There are a few different ways to tackle non-sports March Madness. All of them share the tourney's format: 64 things competing, arrayed into Regions (which generally make about as much sense as the Regions of the tourney itself), with one of each pair eliminated through a round of 32, 16 ("sweet"), 8 ("elite"), 4 ("final"), and a championship at the end of 2, with a single winner declared.

Sometimes the competition depends on a public vote, as with Fug Madness, where the Fug Girls picked 65 (yes, there was a play-in) celebrities with a history of ugly, offensive, and downright entertaining fashion choices.

Then there's the expert-panel method, as with the Washington Post's Beer Madness, where all the pairing and voting and winning and losing have been done ahead of time, and the winners are gradually revealed in rounds, with the "champion" beer unveiled about a month after the whole thing goes down.

There are brackets of "Lost" characters. Of Philadelphia restaurants. And literally countless other Things That Don't Belong in Brackets, in brackets.

I'm not saying these sorts of competitions don't provide some amusement. I'd rather have a world with Fug Madness than without, if only because I laugh out loud at the "regions" of Fug: Madonna, Charo, Cher, and Bjork. (And oh, that delightful, disembodied Bjork head. Gets me every time.)

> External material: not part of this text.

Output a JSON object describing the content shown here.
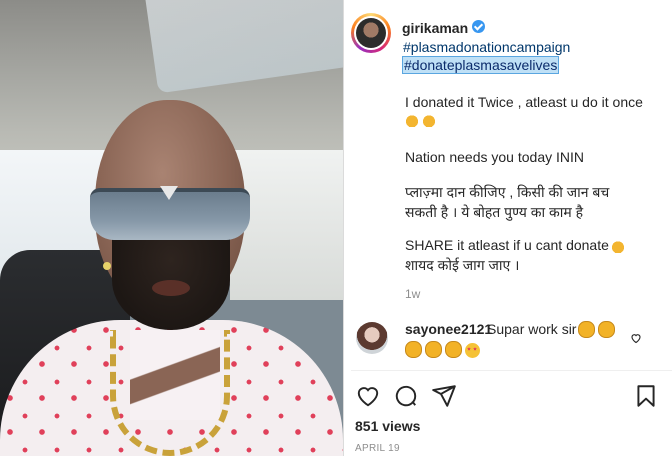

But honestly, they're all missing the point. It isn't the choice between two things that we love about Madness. It's the possibility that things could go either way. To relate it to the Beer Madness example, it isn't whether you, personally, think Chimay is a better beer than Corona, though it is. There are days and places (Cinco de Mayo party, Tex-Mex restaurant, and/or beach) where a Corona is better than a Chimay, just like West Virginia's basketball team isn't really better than Duke's, but one day in March they beat them nonetheless.

All you need to know is this: it is both boring and historic that this year, all the #1 seeds made it to the Final Four. Boring, because... boring. Historic, because it's the first time it's ever happened. The best teams in America have a record of not beating the not-best teams in America, for this one month every spring. (And in the days leading up to it, which is why the FoxSports site, in listing the strengths and weaknesses of each team, listed conference champ Georgia's weakness as "playing basketball.")

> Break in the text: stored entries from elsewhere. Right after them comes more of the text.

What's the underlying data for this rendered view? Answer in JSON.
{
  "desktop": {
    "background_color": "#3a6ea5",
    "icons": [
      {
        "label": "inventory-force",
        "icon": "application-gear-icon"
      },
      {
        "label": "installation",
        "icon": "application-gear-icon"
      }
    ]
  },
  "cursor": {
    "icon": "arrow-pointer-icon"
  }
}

March Madness isn't about who's better. It isn't about eliminating everybody except the one who comes out on top by means of reason, or logic, or decisions. There are no choices.

There is only basketball.

One game at a time.

And the knowledge that however things turn out, there's always next year.


Jael is tired of being stereotyped as just another novelist/poet/former English teacher/tour guide/"Jeopardy!" semifinalist/bellydancing editor-in-chief with an MFA who was once an overachieving oboe-playing alto newspaper editor valedictorian from Iowa. She was also captain of the football cheerleading squad. Follow me on Twitter: @jaelmchenry

more about jael mchenry


can a hilltopper uproot a sycamore?
the strange universality of march madness
by jael mchenry
topic: sports
published: 4.3.01


jason gilmore
4.4.08 @ 11:06a

I'm still laughing that Fox Sports said that about Georgia. It's almost a consolation for how grossly I underestimated Memphis in my bracket.

russ carr
4.4.08 @ 11:24a

"There is only basketball."

And swearing. LOTS of swearing.

adam kraemer
4.4.08 @ 2:38p

I know this is slightly off-topic, but my favorite Philly sports radio moment in years occurred this past Thanksgiving weekend when the 6-5 Eagles were gearing up to play the Patriots. Listening to the radio guys try to stay positive was wonderful.

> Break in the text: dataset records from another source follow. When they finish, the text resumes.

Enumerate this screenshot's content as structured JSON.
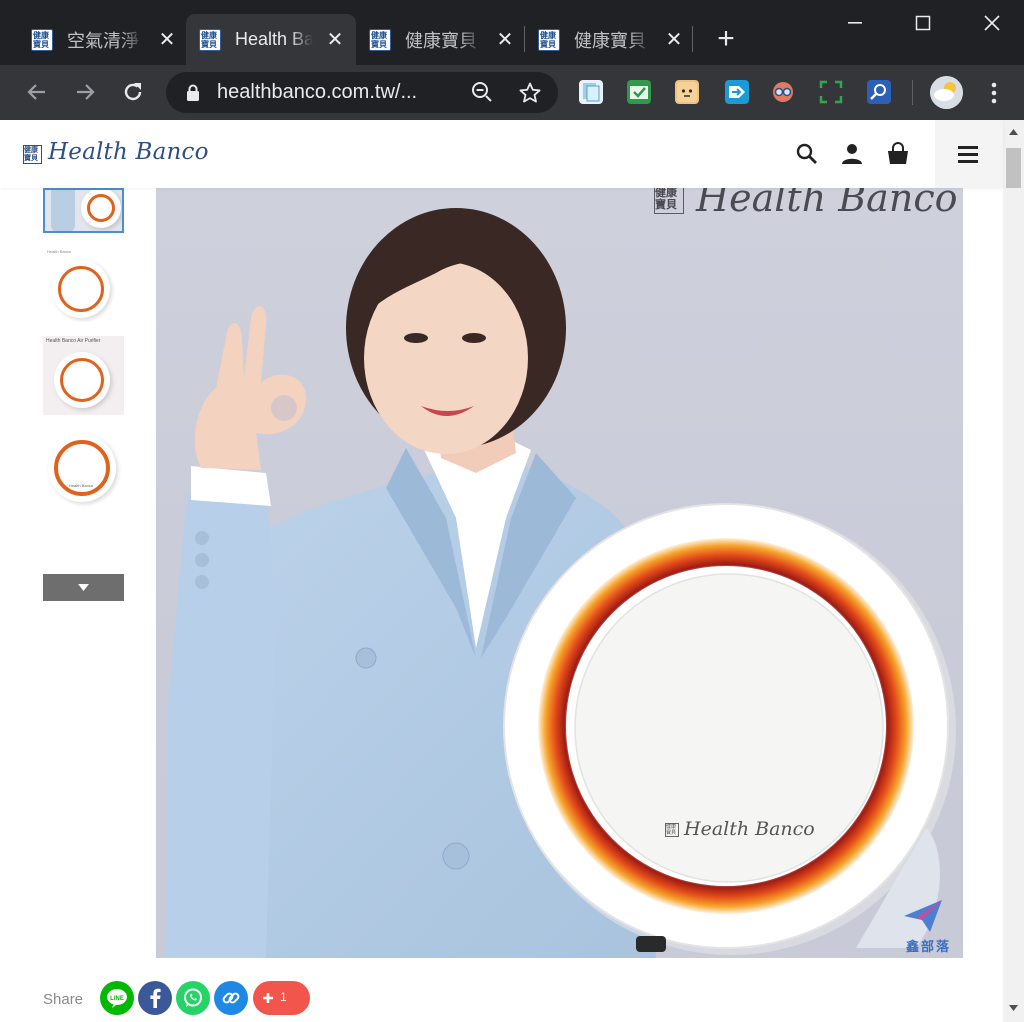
{
  "browser": {
    "tabs": [
      {
        "title": "空氣清淨",
        "favicon_text": "健康寶貝",
        "active": false
      },
      {
        "title": "Health Banco",
        "favicon_text": "健康寶貝",
        "active": true
      },
      {
        "title": "健康寶貝",
        "favicon_text": "健康寶貝",
        "active": false
      },
      {
        "title": "健康寶貝",
        "favicon_text": "健康寶貝",
        "active": false
      }
    ],
    "url": "healthbanco.com.tw/...",
    "window": {
      "minimize": "—",
      "maximize": "☐",
      "close": "✕"
    },
    "new_tab": "+"
  },
  "site": {
    "logo_mark": "健康寶貝",
    "logo_text": "Health Banco"
  },
  "hero": {
    "watermark_mark": "健康寶貝",
    "watermark_text": "Health Banco",
    "device_logo_mark": "健康寶貝",
    "device_logo_text": "Health Banco",
    "corner_badge": "鑫部落"
  },
  "thumbnails": [
    {
      "label": "",
      "selected": true
    },
    {
      "label": "Health Banco",
      "selected": false
    },
    {
      "label": "Health Banco Air Purifier",
      "selected": false
    },
    {
      "label": "Health Banco",
      "selected": false
    }
  ],
  "share": {
    "label": "Share",
    "count": "1",
    "buttons": [
      "line",
      "facebook",
      "whatsapp",
      "copy-link",
      "more"
    ]
  },
  "colors": {
    "brand_blue": "#2e4f86",
    "line_green": "#00b900",
    "facebook_blue": "#3b5998",
    "whatsapp_green": "#25d366",
    "link_blue": "#1e88e5",
    "more_red": "#f2554b",
    "ring_orange": "#e0621d"
  }
}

"Well, I think the Eagles can win if McNabb fully recovers from his injuries and they quickly draft new wide receivers. What they have to do is successfully blitz Brady on every single play and they've got a chance."

jeffrey walker
4.4.08 @ 3:47p

"One game at a time."

I mean, they do have like 4 games running simultaneously in the opening rounds. Just sayin'.

jael mchenry
4.4.08 @ 4:11p

Walker, I thought about that, but justified that each game is played individually, even if they overlap a lot in the first round.

That's definitely my favorite time of the tournament. Nonstop basketball! Never a dull moment! (Constant swearing!)